On the second issue: I don't fully know how to address this either. I expressed it in terms of the Athletics Jump ability. In combat this is a move action governed by precise rules which generate a distance covered. While these distances naturally grow to fairly fantastical values (high Epic PCs might jump 60' or more, far beyond the 29' outer limits of mundane human performance) they're still not really in keeping with everyone's view of the fantastic nature of almost-godlike level 30 characters (IE they can be actual demigods). Outside of the realm of combat it is quite easy to simply formulate the game in terms of narrative and what sort of fiction will fit with the desired tone, but its hard to see that as a very good approach IN combat.

One approach, inspired by my reading of the litrpg Age of Adepts where there is extreme scaling, would be to actually scale the tactical combat spaces. The natural approach there would be to do it by tier. So heroic tier combat uses 5' squares, but legendary (4e paragon) uses something bigger, like 25' squares, and Mythic (Epic) fights are staged on a correspondingly mightier scale still, like 100' or 300' squares.
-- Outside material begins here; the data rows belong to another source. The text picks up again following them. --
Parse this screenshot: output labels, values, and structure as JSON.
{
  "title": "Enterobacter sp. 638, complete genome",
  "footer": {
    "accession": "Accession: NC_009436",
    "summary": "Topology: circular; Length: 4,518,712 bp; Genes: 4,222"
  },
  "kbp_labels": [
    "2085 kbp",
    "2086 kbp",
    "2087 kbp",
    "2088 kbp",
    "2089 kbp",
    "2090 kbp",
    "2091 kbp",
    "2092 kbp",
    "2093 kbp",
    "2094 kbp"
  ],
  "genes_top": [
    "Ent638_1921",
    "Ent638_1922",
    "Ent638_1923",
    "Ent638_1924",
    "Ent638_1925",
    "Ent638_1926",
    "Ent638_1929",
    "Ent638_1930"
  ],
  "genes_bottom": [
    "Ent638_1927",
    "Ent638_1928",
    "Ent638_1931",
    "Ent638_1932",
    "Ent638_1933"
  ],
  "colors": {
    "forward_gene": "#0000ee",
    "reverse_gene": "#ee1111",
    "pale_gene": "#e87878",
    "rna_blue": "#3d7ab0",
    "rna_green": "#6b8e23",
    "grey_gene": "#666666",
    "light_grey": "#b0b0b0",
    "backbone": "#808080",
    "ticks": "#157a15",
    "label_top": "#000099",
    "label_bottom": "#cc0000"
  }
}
However this is not really addressing the underlying issue, just kind of attempting to converge the two paradigms a bit in terms of what they actually represent. I guess GMs could pick scale factors too, maybe even on the fly, depending on what they feel makes sense in a given situation. Tentatively my idea was to allow for any of the three scales to be used as appropriate, but you wouldn't generally put heroic action on an epic scale, for example. OTOH you might use heroic scale in an 'indoor' setting, even if the PCs are Epic.

I guess another approach would be to simply relax combat a bit in terms of stuff like that and just say "well, we will just set a DC to make that jump", though its still hard in that case to portray really gonzo epic action on the 5'/square 4e scale. This was, of course, already true though, and 4e Epic battles actually can be a bit tricky to stage in an appropriately impressive way.